The woman and the girl don’t stand far apart. Infact, they’re almost joined at the hip. He watches as they chat, laughing and giggling, the girl rolling her eyes a few times and the woman simply smiling and nudging her. The girl places another bag down and raises her arms up to stretch her muscles.
That’s when he really gets a good look at her face.
He’s almost disgusted. The girl is by no means ugly, no. She’s very pretty in his opinion, but he’s driven mad by the way he feels like his own face is staring back at him for a moment.
The girl's hair is much longer than his own, and it’s the same shade of red. Her face is definitely more feminine than his, but he can recognise those freckles and button nose anywhere. He’s seen it in the mirror a thousand times. The brown eyes throw him off for a moment, but it’s just a matter of his fathers genetics. The man had brown eyes and blonde hair, and looked nothing like Chuuya.
He’d realised just who this girl was, and he can’t say he was happy.
When he first caught wind of her existence, he thought that she was just a rumour, that there was no way she was real.
Kage Kashimura, sister of the late Chuuya Kashimura.
He had never seen her before, not in the last three years. That must’ve been why he’d managed to lure himself into a false sense of security. But the rumours were true. She really did exist.
The girl was allegedly around fifteen years old, which meant she would’ve been born around two years after Chuuya’s disappearance.
He felt…sick.
Their first born child, their only son disappears, and they just…have another child only two years later?
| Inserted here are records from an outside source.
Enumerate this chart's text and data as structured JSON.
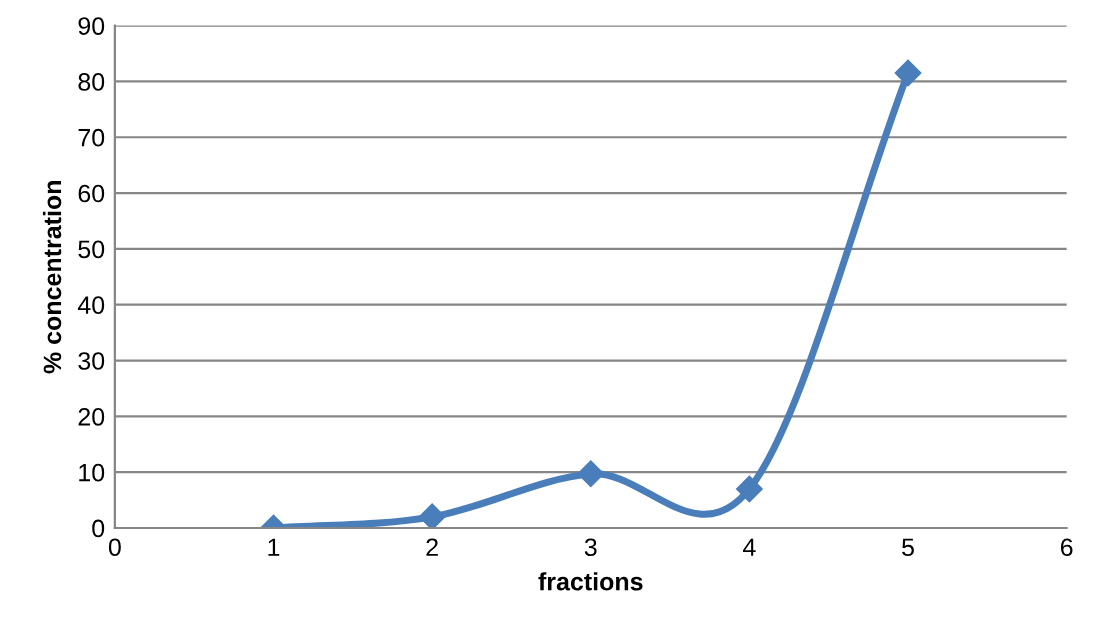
{
  "chart_data": {
    "type": "line",
    "xlabel": "fractions",
    "ylabel": "% concentration",
    "x": [
      1,
      2,
      3,
      4,
      5
    ],
    "series": [
      {
        "color": "#4a7ebb",
        "values": [
          0,
          2,
          9.7,
          7,
          81.5
        ]
      }
    ],
    "xlim": [
      0,
      6
    ],
    "xticks": [
      0,
      1,
      2,
      3,
      4,
      5,
      6
    ],
    "ylim": [
      0,
      90
    ],
    "yticks": [
      0,
      10,
      20,
      30,
      40,
      50,
      60,
      70,
      80,
      90
    ],
    "grid": "y",
    "marker": "diamond",
    "line_style": "solid",
    "legend": false
  }
}
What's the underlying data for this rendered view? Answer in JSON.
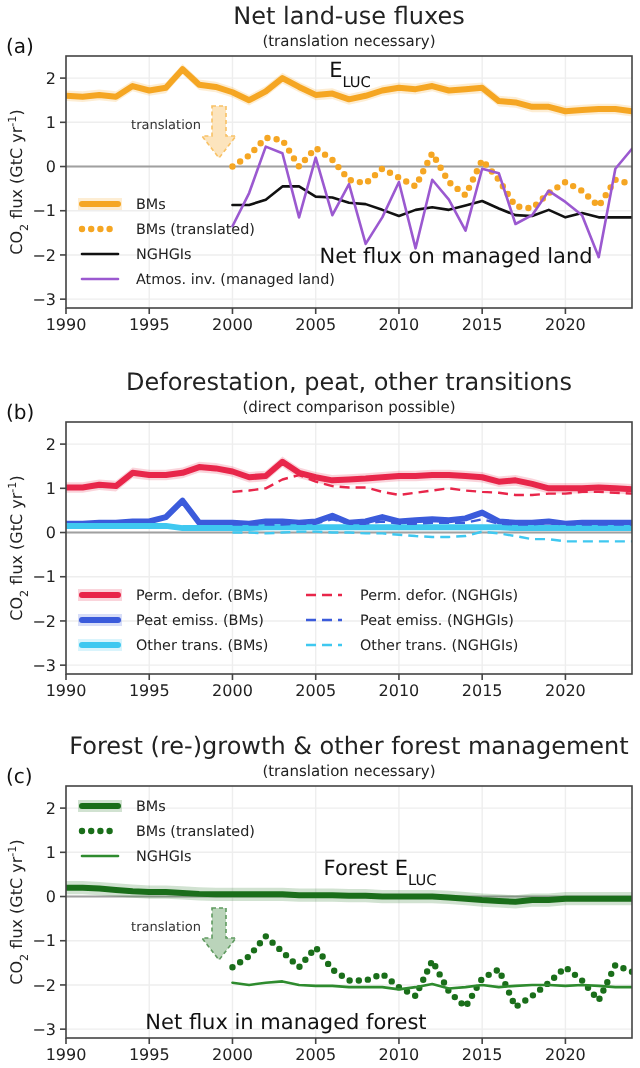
{
  "chart_data": [
    {
      "type": "line",
      "title": "Net land-use fluxes",
      "subtitle": "(translation necessary)",
      "ylabel": "CO$_{2}$ flux (GtC yr$^{-1}$)",
      "xlim": [
        1990,
        2024
      ],
      "ylim": [
        -3.2,
        2.5
      ],
      "xticks": [
        1990,
        1995,
        2000,
        2005,
        2010,
        2015,
        2020
      ],
      "yticks": [
        {
          "value": -3,
          "label": "−3"
        },
        {
          "value": -2,
          "label": "−2"
        },
        {
          "value": -1,
          "label": "−1"
        },
        0,
        1,
        2
      ],
      "grid": true,
      "legend": "bottom left",
      "ref_lines": [
        {
          "axis": "y",
          "value": 0,
          "color": "#a0a0a0"
        }
      ],
      "annotations": [
        "(a)",
        "translation",
        "E$_{LUC}$",
        "Net flux on managed land"
      ],
      "x": [
        1990,
        1991,
        1992,
        1993,
        1994,
        1995,
        1996,
        1997,
        1998,
        1999,
        2000,
        2001,
        2002,
        2003,
        2004,
        2005,
        2006,
        2007,
        2008,
        2009,
        2010,
        2011,
        2012,
        2013,
        2014,
        2015,
        2016,
        2017,
        2018,
        2019,
        2020,
        2021,
        2022,
        2023,
        2024
      ],
      "series": [
        {
          "name": "BMs",
          "color": "#f5a623",
          "line_style": "solid",
          "values": [
            1.6,
            1.58,
            1.62,
            1.58,
            1.82,
            1.72,
            1.78,
            2.2,
            1.85,
            1.8,
            1.68,
            1.5,
            1.7,
            2.0,
            1.8,
            1.62,
            1.65,
            1.52,
            1.6,
            1.72,
            1.78,
            1.75,
            1.82,
            1.72,
            1.75,
            1.78,
            1.48,
            1.45,
            1.35,
            1.35,
            1.25,
            1.28,
            1.3,
            1.3,
            1.25
          ],
          "lower": [
            1.48,
            1.46,
            1.5,
            1.46,
            1.7,
            1.6,
            1.66,
            2.08,
            1.73,
            1.68,
            1.56,
            1.38,
            1.58,
            1.88,
            1.68,
            1.5,
            1.53,
            1.4,
            1.48,
            1.6,
            1.66,
            1.63,
            1.7,
            1.6,
            1.63,
            1.66,
            1.36,
            1.33,
            1.23,
            1.23,
            1.13,
            1.16,
            1.18,
            1.18,
            1.13
          ],
          "upper": [
            1.72,
            1.7,
            1.74,
            1.7,
            1.94,
            1.84,
            1.9,
            2.32,
            1.97,
            1.92,
            1.8,
            1.62,
            1.82,
            2.12,
            1.92,
            1.74,
            1.77,
            1.64,
            1.72,
            1.84,
            1.9,
            1.87,
            1.94,
            1.84,
            1.87,
            1.9,
            1.6,
            1.57,
            1.47,
            1.47,
            1.37,
            1.4,
            1.42,
            1.42,
            1.37
          ]
        },
        {
          "name": "BMs (translated)",
          "color": "#f5a623",
          "line_style": "dotted",
          "x": [
            2000,
            2001,
            2002,
            2003,
            2004,
            2005,
            2006,
            2007,
            2008,
            2009,
            2010,
            2011,
            2012,
            2013,
            2014,
            2015,
            2016,
            2017,
            2018,
            2019,
            2020,
            2021,
            2022,
            2023,
            2024
          ],
          "values": [
            0.0,
            0.25,
            0.65,
            0.6,
            0.0,
            0.42,
            0.15,
            -0.3,
            -0.38,
            -0.05,
            -0.25,
            -0.45,
            0.3,
            -0.35,
            -0.65,
            0.15,
            -0.3,
            -0.9,
            -0.95,
            -0.6,
            -0.35,
            -0.55,
            -0.9,
            -0.3,
            -0.4
          ]
        },
        {
          "name": "NGHGIs",
          "color": "#111111",
          "line_style": "solid",
          "x": [
            2000,
            2001,
            2002,
            2003,
            2004,
            2005,
            2006,
            2007,
            2008,
            2009,
            2010,
            2011,
            2012,
            2013,
            2014,
            2015,
            2016,
            2017,
            2018,
            2019,
            2020,
            2021,
            2022,
            2023,
            2024
          ],
          "values": [
            -0.87,
            -0.87,
            -0.75,
            -0.45,
            -0.45,
            -0.68,
            -0.7,
            -0.82,
            -0.85,
            -0.98,
            -1.12,
            -0.98,
            -0.92,
            -0.98,
            -0.88,
            -0.78,
            -0.95,
            -1.1,
            -1.12,
            -0.98,
            -1.15,
            -1.05,
            -1.15,
            -1.15,
            -1.15
          ]
        },
        {
          "name": "Atmos. inv. (managed land)",
          "color": "#9b59d0",
          "line_style": "solid",
          "x": [
            2000,
            2001,
            2002,
            2003,
            2004,
            2005,
            2006,
            2007,
            2008,
            2009,
            2010,
            2011,
            2012,
            2013,
            2014,
            2015,
            2016,
            2017,
            2018,
            2019,
            2020,
            2021,
            2022,
            2023,
            2024
          ],
          "values": [
            -1.35,
            -0.6,
            0.45,
            0.3,
            -1.15,
            0.2,
            -1.1,
            -0.4,
            -1.75,
            -1.15,
            -0.35,
            -1.85,
            -0.3,
            -0.75,
            -1.45,
            -0.05,
            -0.15,
            -1.3,
            -1.1,
            -0.55,
            -0.8,
            -1.1,
            -2.05,
            -0.05,
            0.4
          ]
        }
      ]
    },
    {
      "type": "line",
      "title": "Deforestation, peat, other transitions",
      "subtitle": "(direct comparison possible)",
      "ylabel": "CO$_{2}$ flux (GtC yr$^{-1}$)",
      "xlim": [
        1990,
        2024
      ],
      "ylim": [
        -3.2,
        2.5
      ],
      "xticks": [
        1990,
        1995,
        2000,
        2005,
        2010,
        2015,
        2020
      ],
      "yticks": [
        {
          "value": -3,
          "label": "−3"
        },
        {
          "value": -2,
          "label": "−2"
        },
        {
          "value": -1,
          "label": "−1"
        },
        0,
        1,
        2
      ],
      "grid": true,
      "legend": "bottom",
      "ref_lines": [
        {
          "axis": "y",
          "value": 0,
          "color": "#a0a0a0"
        }
      ],
      "annotations": [
        "(b)"
      ],
      "x": [
        1990,
        1991,
        1992,
        1993,
        1994,
        1995,
        1996,
        1997,
        1998,
        1999,
        2000,
        2001,
        2002,
        2003,
        2004,
        2005,
        2006,
        2007,
        2008,
        2009,
        2010,
        2011,
        2012,
        2013,
        2014,
        2015,
        2016,
        2017,
        2018,
        2019,
        2020,
        2021,
        2022,
        2023,
        2024
      ],
      "series": [
        {
          "name": "Perm. defor. (BMs)",
          "color": "#e8264a",
          "line_style": "solid",
          "values": [
            1.02,
            1.02,
            1.08,
            1.05,
            1.35,
            1.3,
            1.3,
            1.35,
            1.48,
            1.45,
            1.38,
            1.25,
            1.28,
            1.6,
            1.35,
            1.25,
            1.18,
            1.2,
            1.22,
            1.25,
            1.28,
            1.28,
            1.3,
            1.3,
            1.28,
            1.25,
            1.15,
            1.18,
            1.1,
            1.0,
            1.0,
            1.0,
            1.02,
            1.0,
            0.98
          ],
          "lower": [
            0.9,
            0.9,
            0.96,
            0.93,
            1.23,
            1.18,
            1.18,
            1.23,
            1.36,
            1.33,
            1.26,
            1.13,
            1.16,
            1.48,
            1.23,
            1.13,
            1.06,
            1.08,
            1.1,
            1.13,
            1.16,
            1.16,
            1.18,
            1.18,
            1.16,
            1.13,
            1.03,
            1.06,
            0.98,
            0.88,
            0.88,
            0.88,
            0.9,
            0.88,
            0.86
          ],
          "upper": [
            1.14,
            1.14,
            1.2,
            1.17,
            1.47,
            1.42,
            1.42,
            1.47,
            1.6,
            1.57,
            1.5,
            1.37,
            1.4,
            1.72,
            1.47,
            1.37,
            1.3,
            1.32,
            1.34,
            1.37,
            1.4,
            1.4,
            1.42,
            1.42,
            1.4,
            1.37,
            1.27,
            1.3,
            1.22,
            1.12,
            1.12,
            1.12,
            1.14,
            1.12,
            1.1
          ]
        },
        {
          "name": "Peat emiss. (BMs)",
          "color": "#3b5bdb",
          "line_style": "solid",
          "values": [
            0.2,
            0.2,
            0.22,
            0.22,
            0.25,
            0.25,
            0.35,
            0.72,
            0.22,
            0.22,
            0.22,
            0.2,
            0.25,
            0.25,
            0.22,
            0.25,
            0.38,
            0.22,
            0.25,
            0.35,
            0.25,
            0.28,
            0.3,
            0.28,
            0.32,
            0.45,
            0.25,
            0.22,
            0.22,
            0.25,
            0.2,
            0.22,
            0.22,
            0.22,
            0.22
          ]
        },
        {
          "name": "Other trans. (BMs)",
          "color": "#3fc8f0",
          "line_style": "solid",
          "values": [
            0.15,
            0.15,
            0.15,
            0.15,
            0.15,
            0.15,
            0.15,
            0.1,
            0.1,
            0.1,
            0.1,
            0.1,
            0.12,
            0.12,
            0.12,
            0.12,
            0.12,
            0.12,
            0.12,
            0.12,
            0.12,
            0.12,
            0.12,
            0.12,
            0.12,
            0.12,
            0.12,
            0.1,
            0.1,
            0.1,
            0.1,
            0.1,
            0.1,
            0.1,
            0.1
          ]
        },
        {
          "name": "Perm. defor. (NGHGIs)",
          "color": "#e8264a",
          "line_style": "dashed",
          "x": [
            2000,
            2001,
            2002,
            2003,
            2004,
            2005,
            2006,
            2007,
            2008,
            2009,
            2010,
            2011,
            2012,
            2013,
            2014,
            2015,
            2016,
            2017,
            2018,
            2019,
            2020,
            2021,
            2022,
            2023,
            2024
          ],
          "values": [
            0.92,
            0.95,
            1.0,
            1.2,
            1.3,
            1.15,
            1.05,
            1.02,
            1.02,
            0.92,
            0.85,
            0.9,
            0.95,
            1.0,
            0.95,
            0.92,
            0.9,
            0.85,
            0.85,
            0.88,
            0.88,
            0.92,
            0.92,
            0.9,
            0.88
          ]
        },
        {
          "name": "Peat emiss. (NGHGIs)",
          "color": "#3b5bdb",
          "line_style": "dashed",
          "x": [
            2000,
            2001,
            2002,
            2003,
            2004,
            2005,
            2006,
            2007,
            2008,
            2009,
            2010,
            2011,
            2012,
            2013,
            2014,
            2015,
            2016,
            2017,
            2018,
            2019,
            2020,
            2021,
            2022,
            2023,
            2024
          ],
          "values": [
            0.18,
            0.18,
            0.18,
            0.18,
            0.2,
            0.2,
            0.3,
            0.2,
            0.2,
            0.25,
            0.2,
            0.2,
            0.22,
            0.22,
            0.22,
            0.3,
            0.2,
            0.18,
            0.18,
            0.22,
            0.18,
            0.18,
            0.18,
            0.18,
            0.18
          ]
        },
        {
          "name": "Other trans. (NGHGIs)",
          "color": "#3fc8f0",
          "line_style": "dashed",
          "x": [
            2000,
            2001,
            2002,
            2003,
            2004,
            2005,
            2006,
            2007,
            2008,
            2009,
            2010,
            2011,
            2012,
            2013,
            2014,
            2015,
            2016,
            2017,
            2018,
            2019,
            2020,
            2021,
            2022,
            2023,
            2024
          ],
          "values": [
            0.0,
            0.0,
            -0.02,
            0.0,
            0.02,
            0.02,
            0.0,
            0.0,
            -0.02,
            -0.02,
            -0.05,
            -0.08,
            -0.1,
            -0.1,
            -0.08,
            0.02,
            -0.02,
            -0.08,
            -0.15,
            -0.15,
            -0.2,
            -0.2,
            -0.2,
            -0.2,
            -0.2
          ]
        }
      ]
    },
    {
      "type": "line",
      "title": "Forest (re-)growth & other forest management",
      "subtitle": "(translation necessary)",
      "ylabel": "CO$_{2}$ flux (GtC yr$^{-1}$)",
      "xlim": [
        1990,
        2024
      ],
      "ylim": [
        -3.2,
        2.5
      ],
      "xticks": [
        1990,
        1995,
        2000,
        2005,
        2010,
        2015,
        2020
      ],
      "yticks": [
        {
          "value": -3,
          "label": "−3"
        },
        {
          "value": -2,
          "label": "−2"
        },
        {
          "value": -1,
          "label": "−1"
        },
        0,
        1,
        2
      ],
      "grid": true,
      "legend": "top left",
      "ref_lines": [
        {
          "axis": "y",
          "value": 0,
          "color": "#a0a0a0"
        }
      ],
      "annotations": [
        "(c)",
        "translation",
        "Forest E$_{LUC}$",
        "Net flux in managed forest"
      ],
      "x": [
        1990,
        1991,
        1992,
        1993,
        1994,
        1995,
        1996,
        1997,
        1998,
        1999,
        2000,
        2001,
        2002,
        2003,
        2004,
        2005,
        2006,
        2007,
        2008,
        2009,
        2010,
        2011,
        2012,
        2013,
        2014,
        2015,
        2016,
        2017,
        2018,
        2019,
        2020,
        2021,
        2022,
        2023,
        2024
      ],
      "series": [
        {
          "name": "BMs",
          "color": "#1a6e1a",
          "line_style": "solid",
          "values": [
            0.2,
            0.2,
            0.18,
            0.15,
            0.12,
            0.1,
            0.1,
            0.08,
            0.06,
            0.05,
            0.05,
            0.05,
            0.05,
            0.05,
            0.03,
            0.03,
            0.03,
            0.02,
            0.02,
            0.0,
            0.0,
            0.0,
            0.0,
            -0.02,
            -0.05,
            -0.08,
            -0.1,
            -0.12,
            -0.08,
            -0.08,
            -0.05,
            -0.05,
            -0.05,
            -0.05,
            -0.05
          ],
          "lower": [
            0.05,
            0.05,
            0.03,
            0,
            -0.03,
            -0.05,
            -0.05,
            -0.07,
            -0.09,
            -0.1,
            -0.1,
            -0.1,
            -0.1,
            -0.1,
            -0.12,
            -0.12,
            -0.12,
            -0.13,
            -0.13,
            -0.15,
            -0.15,
            -0.15,
            -0.15,
            -0.17,
            -0.2,
            -0.23,
            -0.25,
            -0.27,
            -0.23,
            -0.23,
            -0.2,
            -0.2,
            -0.2,
            -0.2,
            -0.2
          ],
          "upper": [
            0.35,
            0.35,
            0.33,
            0.3,
            0.27,
            0.25,
            0.25,
            0.23,
            0.21,
            0.2,
            0.2,
            0.2,
            0.2,
            0.2,
            0.18,
            0.18,
            0.18,
            0.17,
            0.17,
            0.15,
            0.15,
            0.15,
            0.15,
            0.13,
            0.1,
            0.07,
            0.05,
            0.03,
            0.07,
            0.07,
            0.1,
            0.1,
            0.1,
            0.1,
            0.1
          ]
        },
        {
          "name": "BMs (translated)",
          "color": "#1a6e1a",
          "line_style": "dotted",
          "x": [
            2000,
            2001,
            2002,
            2003,
            2004,
            2005,
            2006,
            2007,
            2008,
            2009,
            2010,
            2011,
            2012,
            2013,
            2014,
            2015,
            2016,
            2017,
            2018,
            2019,
            2020,
            2021,
            2022,
            2023,
            2024
          ],
          "values": [
            -1.6,
            -1.35,
            -0.9,
            -1.25,
            -1.6,
            -1.15,
            -1.65,
            -1.9,
            -1.9,
            -1.75,
            -2.05,
            -2.25,
            -1.45,
            -2.15,
            -2.5,
            -1.85,
            -1.65,
            -2.5,
            -2.25,
            -1.95,
            -1.6,
            -1.9,
            -2.35,
            -1.55,
            -1.7
          ]
        },
        {
          "name": "NGHGIs",
          "color": "#2e8b2e",
          "line_style": "solid",
          "x": [
            2000,
            2001,
            2002,
            2003,
            2004,
            2005,
            2006,
            2007,
            2008,
            2009,
            2010,
            2011,
            2012,
            2013,
            2014,
            2015,
            2016,
            2017,
            2018,
            2019,
            2020,
            2021,
            2022,
            2023,
            2024
          ],
          "values": [
            -1.95,
            -2.0,
            -1.95,
            -1.92,
            -2.0,
            -2.02,
            -2.02,
            -2.05,
            -2.05,
            -2.05,
            -2.1,
            -2.05,
            -1.98,
            -2.08,
            -2.05,
            -2.0,
            -2.05,
            -2.02,
            -2.0,
            -2.0,
            -2.02,
            -2.0,
            -2.02,
            -2.05,
            -2.05
          ]
        }
      ]
    }
  ]
}
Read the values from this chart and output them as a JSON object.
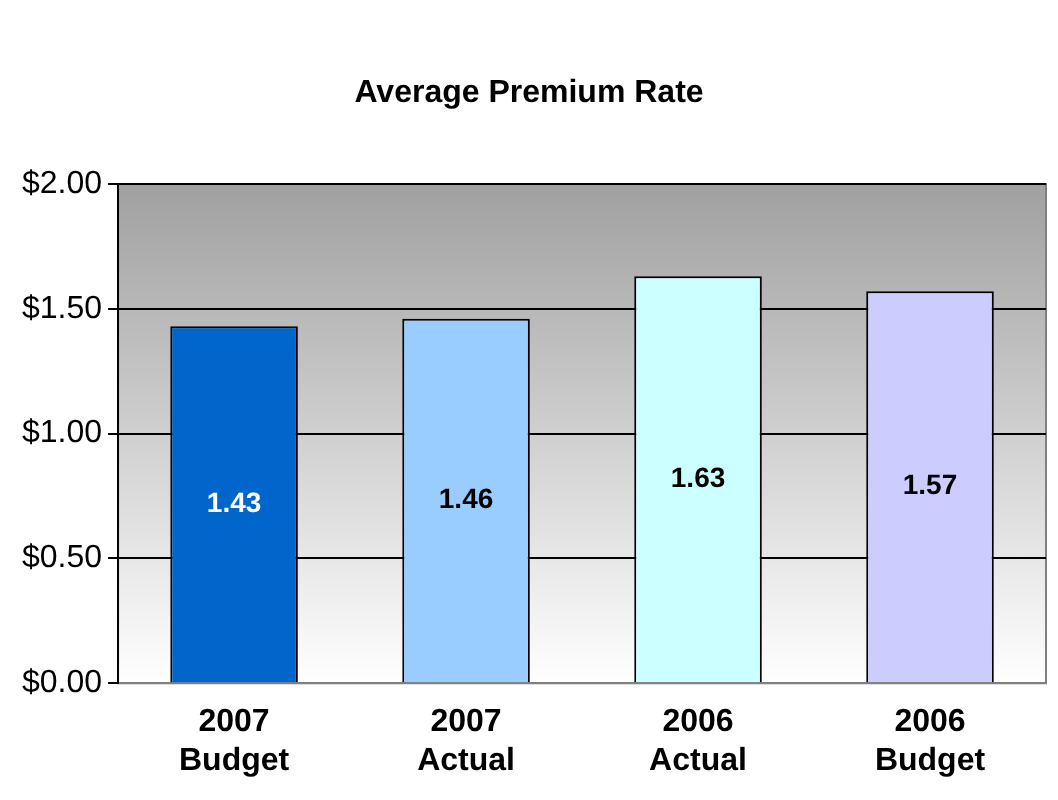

To what, replace him?
When Dazai had vanished from the Port Mafia, Chuuya waited four years, holding onto the love he harboured for the man as each day passed, not wavering one bit. He had never found himself searching for love from anyone else, knowing that it would never be the same.
And no, it isn’t the same, he knows that.
If not for two years, Chuuya can’t expect them to wait seventeen. Seventeen years only to find out that their son has known of them for the last three. But at the present time, they don’t even know he exists.
Present time, Kage exists in his family, his sister. His fucking biological sister. Just knowing she exists feels different from how he sees Kouyou. His older sister figure. Kage was younger than him, she was his own blood, and she doesn’t even know he exists.
Chuuya exists only in their memory, under a different surname.
The thought is humorous, but he can’t help but wonder if they’d ever heard of Yokohama, of the Port Mafia. To them, his organisation was like some sort of myth, an encounter they’d never have to make.
He wonders if they’ve ever heard of the Sheep. A group of rag-tag teenage juveniles making a life for themselves in the wreckage of the explosion that (while they would never know) he had caused.
How funny would that be, they’d never know that the tales of Arahabaki were all actually just their alledgedly dead son playing timebomb.
He watches as his mother and Kage head inside, and Chuuya watches with a solemn expression. He can’t feel regret, as there is no point in time where he was conscious to make a choice that would have made any difference. From the beginning he was destined to be separated from his blood family.
Perhaps one day he’d finally muster up the courage to say something to them.
But today was not that day.
Sighing, Chuuya kicks up the stand on his bike, revving the engine as it whirrs back to life. For now, he has another family back in Yokohama. And while they may not be blood, they’re his own nonetheless.